En cuanto obtuvo la respuesta, Long Xiaoyuan salió corriendo.

Cuando llegó, el desayuno acababa de servirse y ninguno de los dos había empezado a comer.

Liu Suifeng lo vio entrar y lo saludó de inmediato.

—Has llegado. Ven, desayunemos juntos.

Pero ¿cómo iba a tener Long Xiaoyuan ganas de comer?

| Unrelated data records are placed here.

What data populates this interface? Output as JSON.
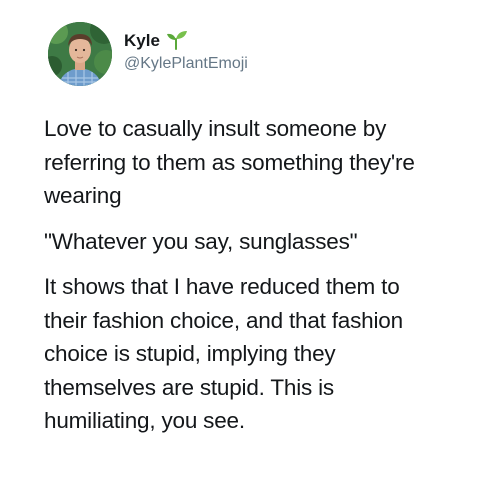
{
  "tweet": {
    "author": {
      "display_name": "Kyle",
      "handle": "@KylePlantEmoji",
      "name_emoji_icon": "seedling-icon",
      "avatar_icon": "profile-photo"
    },
    "paragraphs": [
      "Love to casually insult someone by\nreferring to them as something they're\nwearing",
      "\"Whatever you say, sunglasses\"",
      "It shows that I have reduced them to\ntheir fashion choice, and that fashion\nchoice is stupid, implying they\nthemselves are stupid. This is\nhumiliating, you see."
    ]
  },
  "colors": {
    "text": "#14171a",
    "handle": "#657786",
    "background": "#ffffff",
    "sprout_green": "#5aa83a"
  }
}
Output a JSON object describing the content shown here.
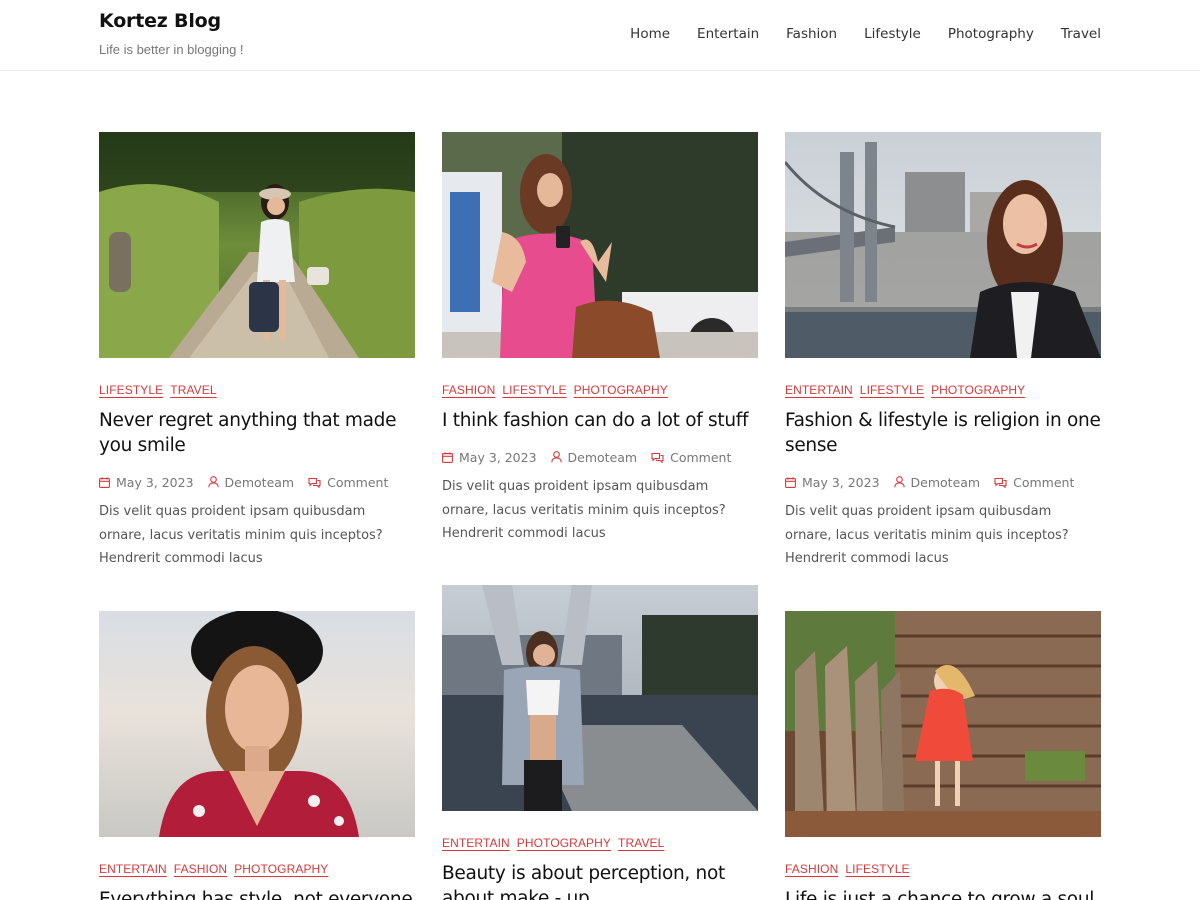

Se sentía demasiado agraviado.

No tenía apetito en absoluto.

Se sentó rápidamente al lado de Shi Qingzhou y dijo con ansiedad:

—Qingzhou, no te enfades. Anoche me sentía mal, tenía la cabeza completamente aturdida. De verdad no sé qué dije, pero, dijera lo que dijera, no lo decía en serio. No te enfades conmigo, ¿sí?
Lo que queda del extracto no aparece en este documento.